Todas as mudanças de estado ou são controladas, ou podem ser deduzidas pelo jogador.
Os efeitos práticos dessa afirmação são simples, ela quer dizer que o desafio não poder ter aleatoriedade, informações escondidas inacessíveis, nem nenhum outro tipo de regra que gere resultados imprevisíveis.
Esclarecer os efeitos práticos da definição no design é importante, pois a resposta mais fundamental para a pergunta "como fazer um puzzle?" é: crie um desafio que se encaixe na definição de puzzle, e pronto, está feito. No entanto, essa resposta não é muito útil para um designer que já possui sistemas e regras bem definidos e quer usá-los para criar um puzzle. Para ajudar esse designer, precisamos sair desse nível fundamental e subir para um espaço mais subjetivo, falando sobre uma abordagem para o design de puzzles.
Como fazer um puzzle? A melhor resposta que eu conheço para essa pergunta é: tenha uma visão.
<aside> 📌 Visão
Objetivo claro e específico.
</aside>
Eu já vi pessoas, incluindo eu mesmo, tentando criar um puzzle sem saber exatamente onde queriam chegar, adicionando vários elementos de forma arbitrária dentro de um espaço igualmente arbitrário, esperando que um puzzle emergisse disso. Embora esse seja um processo exploratório válido, ele costuma ter um resultado final muito imprevisível e pouco produtivo. Ocasionalmente, até podemos encontrar algo de valioso, mas na maioria das vezes o resultado é ou uma bagunça sem sentido ou um puzzle genérico, sem nada de especial ou interessante.
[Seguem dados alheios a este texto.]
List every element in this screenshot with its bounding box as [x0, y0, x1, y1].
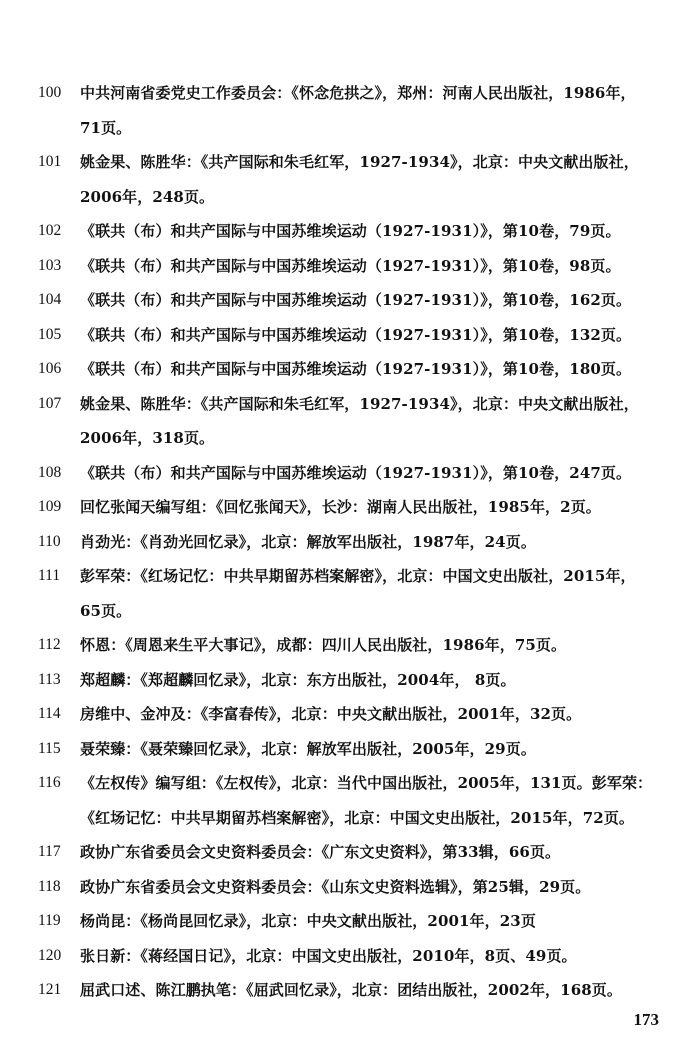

A abordagem que vamos explorar aqui é o oposto disso, é sobre concretizar uma visão através de um puzzle. Para isso, tudo que a gente precisa fazer é focar em criar um puzzle ao redor de um objetivo claro e específico.
“Criar um puzzle ao redor” significa que o puzzle serve ao objetivo, que ele é um meio de alcançar a visão. “Objetivo claro e específico” porque o designer precisa compreender com precisão qual é seu objetivo com o puzzle e porque esse objetivo deve restringir a gama de possibilidades de criação. Por exemplo, “Criar um bom puzzle” é um objetivo muito amplo e, por isso, pouco útil. Agora, “introduzir a regra X de forma que, quando ela for acionada pela primeira vez, o jogador seja surpreendido” é um objetivo bem mais claro e específico, capaz de gerar um puzzle único e memorável.
Ao enfatizar a necessidade de uma visão ao criar um puzzle, essa abordagem traz clareza e intenção para o processo de design, sem limitar a liberdade criativa. O designer pode definir os mais variados objetivos, como: introduzir uma mecânica, fazer uma piada, subverter um comportamento aprendido, cruzar duas ou mais mecânicas de forma inesperada, etc.
Essa abordagem de design de puzzle depende muito da visão que o designer tem para o puzzle. Se o designer criar o puzzle ao redor de algo chato, o puzzle vai ficar chato. O mesmo acontece se o designer criar o puzzle ao redor de uma ideia que já foi boa, mas que foi usada tantas vezes que perdeu a graça.
Por isso, existe uma abordagem complementar, mais abrangente, que é a de que o designer deve sempre tentar mostrar algo interessante, novo ou surpreendente para o jogador. Combinando essas duas abordagens, qualquer designer estará mais do que preparado para criar puzzles incríveis.